The Constitution was indeed created to maintain a flourishing society of republican self-government. However, today’s movement conservatism does not believe in “republican self-government.” In the article by Michael Lind I discussed in the previous post, Lind wrote,

Likewise, the idea of popular sovereignty, though it dates back to John Locke in the 17th century, need not inspire reactionary reverence for existing institutions, much less a desire to restore an alleged golden age. On the contrary, the sovereign people have the right to remake their political and social order every generation or two, in order to achieve their perennial goals in changing conditions.
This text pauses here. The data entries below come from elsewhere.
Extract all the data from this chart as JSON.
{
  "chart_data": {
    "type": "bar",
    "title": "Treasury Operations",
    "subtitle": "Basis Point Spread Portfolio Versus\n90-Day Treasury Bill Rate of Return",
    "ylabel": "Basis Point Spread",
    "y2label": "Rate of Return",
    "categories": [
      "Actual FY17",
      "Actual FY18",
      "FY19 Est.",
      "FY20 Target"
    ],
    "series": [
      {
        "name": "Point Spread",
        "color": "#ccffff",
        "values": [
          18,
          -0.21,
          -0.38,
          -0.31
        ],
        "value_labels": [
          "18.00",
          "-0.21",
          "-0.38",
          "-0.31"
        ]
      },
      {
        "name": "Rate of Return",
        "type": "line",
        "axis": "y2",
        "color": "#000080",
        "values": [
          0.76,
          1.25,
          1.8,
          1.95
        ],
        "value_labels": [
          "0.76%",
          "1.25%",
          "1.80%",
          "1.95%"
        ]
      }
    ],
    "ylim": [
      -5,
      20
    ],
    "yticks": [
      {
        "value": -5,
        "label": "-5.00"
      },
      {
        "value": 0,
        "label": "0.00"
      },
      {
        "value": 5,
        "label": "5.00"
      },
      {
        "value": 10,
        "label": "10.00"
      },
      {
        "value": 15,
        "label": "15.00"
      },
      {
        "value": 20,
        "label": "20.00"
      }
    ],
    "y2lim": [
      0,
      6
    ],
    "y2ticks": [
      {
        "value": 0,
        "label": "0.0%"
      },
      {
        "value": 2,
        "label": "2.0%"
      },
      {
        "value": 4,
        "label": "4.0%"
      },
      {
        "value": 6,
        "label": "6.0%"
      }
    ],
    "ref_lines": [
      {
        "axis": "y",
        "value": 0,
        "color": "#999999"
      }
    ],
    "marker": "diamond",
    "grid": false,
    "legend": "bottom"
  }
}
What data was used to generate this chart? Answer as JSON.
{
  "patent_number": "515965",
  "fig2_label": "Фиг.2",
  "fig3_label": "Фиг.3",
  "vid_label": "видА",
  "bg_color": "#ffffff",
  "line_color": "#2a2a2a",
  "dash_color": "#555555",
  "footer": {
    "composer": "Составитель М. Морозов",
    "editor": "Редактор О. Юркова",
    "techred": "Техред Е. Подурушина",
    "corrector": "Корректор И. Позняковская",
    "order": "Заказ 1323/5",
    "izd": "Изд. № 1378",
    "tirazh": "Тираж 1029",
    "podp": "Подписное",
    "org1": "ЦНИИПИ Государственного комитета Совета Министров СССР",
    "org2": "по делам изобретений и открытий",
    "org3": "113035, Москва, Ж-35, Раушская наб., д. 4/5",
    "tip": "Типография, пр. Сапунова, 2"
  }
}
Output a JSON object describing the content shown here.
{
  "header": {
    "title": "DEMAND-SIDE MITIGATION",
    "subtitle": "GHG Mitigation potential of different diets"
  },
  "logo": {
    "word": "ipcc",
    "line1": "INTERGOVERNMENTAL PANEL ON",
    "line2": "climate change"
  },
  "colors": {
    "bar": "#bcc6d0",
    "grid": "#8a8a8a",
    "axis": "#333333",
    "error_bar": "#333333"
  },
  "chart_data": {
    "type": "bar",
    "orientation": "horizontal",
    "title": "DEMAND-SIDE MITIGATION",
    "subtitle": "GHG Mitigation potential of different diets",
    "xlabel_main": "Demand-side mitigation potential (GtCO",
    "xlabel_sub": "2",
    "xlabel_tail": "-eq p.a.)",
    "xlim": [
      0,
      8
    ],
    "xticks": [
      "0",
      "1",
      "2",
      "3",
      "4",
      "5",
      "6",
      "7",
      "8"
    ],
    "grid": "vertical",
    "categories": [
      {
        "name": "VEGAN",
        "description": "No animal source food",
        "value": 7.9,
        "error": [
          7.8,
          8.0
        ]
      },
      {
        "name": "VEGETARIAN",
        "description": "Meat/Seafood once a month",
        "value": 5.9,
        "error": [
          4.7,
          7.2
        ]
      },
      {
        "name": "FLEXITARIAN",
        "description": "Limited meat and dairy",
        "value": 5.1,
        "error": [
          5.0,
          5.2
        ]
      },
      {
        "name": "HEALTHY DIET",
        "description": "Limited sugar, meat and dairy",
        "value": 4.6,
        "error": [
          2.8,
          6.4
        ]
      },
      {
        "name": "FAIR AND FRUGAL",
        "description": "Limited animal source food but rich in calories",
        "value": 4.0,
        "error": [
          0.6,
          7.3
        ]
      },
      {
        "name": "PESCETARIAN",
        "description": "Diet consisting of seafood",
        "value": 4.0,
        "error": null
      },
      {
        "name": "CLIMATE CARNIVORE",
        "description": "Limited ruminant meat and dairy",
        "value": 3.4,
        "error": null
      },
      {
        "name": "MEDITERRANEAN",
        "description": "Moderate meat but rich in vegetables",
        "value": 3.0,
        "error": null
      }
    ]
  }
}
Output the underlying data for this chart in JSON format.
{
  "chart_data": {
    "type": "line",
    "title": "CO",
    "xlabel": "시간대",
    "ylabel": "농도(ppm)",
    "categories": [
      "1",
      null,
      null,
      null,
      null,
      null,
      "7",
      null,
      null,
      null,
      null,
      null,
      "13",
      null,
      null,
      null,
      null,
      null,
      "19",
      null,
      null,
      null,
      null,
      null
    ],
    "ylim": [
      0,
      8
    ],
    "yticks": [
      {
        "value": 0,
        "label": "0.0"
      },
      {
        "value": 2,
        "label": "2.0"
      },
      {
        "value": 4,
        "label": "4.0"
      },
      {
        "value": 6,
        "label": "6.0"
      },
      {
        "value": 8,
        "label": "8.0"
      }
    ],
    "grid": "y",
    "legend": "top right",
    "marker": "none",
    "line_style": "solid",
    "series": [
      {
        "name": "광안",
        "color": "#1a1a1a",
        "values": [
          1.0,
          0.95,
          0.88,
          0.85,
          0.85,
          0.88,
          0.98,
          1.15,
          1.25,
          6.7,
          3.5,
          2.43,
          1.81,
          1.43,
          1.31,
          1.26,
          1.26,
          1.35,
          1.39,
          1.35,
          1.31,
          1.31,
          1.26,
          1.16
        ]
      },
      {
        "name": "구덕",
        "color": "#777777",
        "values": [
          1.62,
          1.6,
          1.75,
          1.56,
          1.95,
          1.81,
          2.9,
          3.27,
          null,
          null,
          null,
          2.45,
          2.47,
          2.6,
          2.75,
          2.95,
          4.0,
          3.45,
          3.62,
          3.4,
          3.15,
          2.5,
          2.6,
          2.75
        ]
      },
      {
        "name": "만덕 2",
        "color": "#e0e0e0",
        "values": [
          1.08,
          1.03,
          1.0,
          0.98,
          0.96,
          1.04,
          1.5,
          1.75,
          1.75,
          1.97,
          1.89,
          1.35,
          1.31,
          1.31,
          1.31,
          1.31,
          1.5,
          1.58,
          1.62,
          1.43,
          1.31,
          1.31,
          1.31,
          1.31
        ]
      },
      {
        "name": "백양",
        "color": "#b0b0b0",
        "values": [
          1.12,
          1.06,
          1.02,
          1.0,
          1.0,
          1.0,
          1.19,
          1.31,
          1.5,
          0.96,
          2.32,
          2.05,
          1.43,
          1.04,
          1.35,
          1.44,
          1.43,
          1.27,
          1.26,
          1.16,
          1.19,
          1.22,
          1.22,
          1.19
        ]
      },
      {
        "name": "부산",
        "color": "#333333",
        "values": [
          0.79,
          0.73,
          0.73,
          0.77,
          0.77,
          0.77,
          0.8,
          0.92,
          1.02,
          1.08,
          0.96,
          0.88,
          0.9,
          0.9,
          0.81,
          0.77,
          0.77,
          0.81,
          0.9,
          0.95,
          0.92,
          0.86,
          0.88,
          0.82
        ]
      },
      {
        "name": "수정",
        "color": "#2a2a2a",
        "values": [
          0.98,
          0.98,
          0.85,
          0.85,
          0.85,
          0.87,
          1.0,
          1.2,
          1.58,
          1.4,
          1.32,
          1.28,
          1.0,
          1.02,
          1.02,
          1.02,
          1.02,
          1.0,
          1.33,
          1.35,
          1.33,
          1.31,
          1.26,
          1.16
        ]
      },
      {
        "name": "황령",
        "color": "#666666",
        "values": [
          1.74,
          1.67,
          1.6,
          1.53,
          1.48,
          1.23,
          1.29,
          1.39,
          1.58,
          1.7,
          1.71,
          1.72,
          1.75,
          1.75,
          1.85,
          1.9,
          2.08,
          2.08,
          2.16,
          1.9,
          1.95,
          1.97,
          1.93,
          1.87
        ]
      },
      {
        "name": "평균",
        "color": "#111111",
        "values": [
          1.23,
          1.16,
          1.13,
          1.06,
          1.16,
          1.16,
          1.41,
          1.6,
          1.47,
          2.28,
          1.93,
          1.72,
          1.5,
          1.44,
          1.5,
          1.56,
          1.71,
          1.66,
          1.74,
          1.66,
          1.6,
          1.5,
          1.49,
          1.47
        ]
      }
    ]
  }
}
This was the view of Abraham Lincoln, who said in his Second Annual Message to Congress: “As our case is new, we must think anew. We must disenthrall ourselves and then we shall save our country.” And it was the view of Franklin Roosevelt in 1932 in his Commonwealth Club Address: “Faith in America, faith in our tradition of personal responsibility, faith in our institutions, faith in ourselves demand that we recognize the new terms of the old social contract.”

At the high level of public philosophy, the debate between the tea party right and progressives boils down to this: Do we think that fidelity to our predecessors means mindlessly doing what they did in their own time, even though times have changed? Or do we think that we should act as they would act, if they lived in the 21st century and had learned from everything that has happened in America and the world in the past 200 years?

To put it another way: The American Revolution was a beginning, not an end. The real equivalents today of the American revolutionaries are those who view the republic, not as an 18th-century utopia to be restored with archaeological exactitude, but as a work in progress to which every generation of Americans can contribute.

The conservative idea of “republican self-government” makes the Constitution into a straightjacket, taking away the ability of We, the People to use government to address our concerns, as opposed to the concerns of 1787. Government is an active thing. Government in any form is assessing changing conditions and making decisions based on current needs and available resources.

Since Reagan, however, conservatives have slapped the hands of anyone who actually wants to practice “republican self-government.” Government is supposed to be drowned in the bathtub and replaced by corporate oligarchy.

Come to think of it, maybe they hadn’t forgotten Mount Vernon was a slave plantation.

Anyway, it should be noted that the tea partiers are way underwhelmed. “Old school movement conservative leaders have ceased to be relevant in any meaningful way,” one wrote. The tea partiers are writing their own manifesto, called the “Contract From America.” And yes, that old school movement conservative and old whore Newt Gingrich saw this movement and managed to position himself in front of it. (This is all linked on the tea partier site, which is set up so that you can’t link to individual items on it. Not user-friendly.)

The tea partiers want specifics, apparently, and not mushy bromides, which suggests they haven’t entirely given up on “republican self-government” even if the solutions they favor are grotesquely wrong-headed. Credit where credit is due.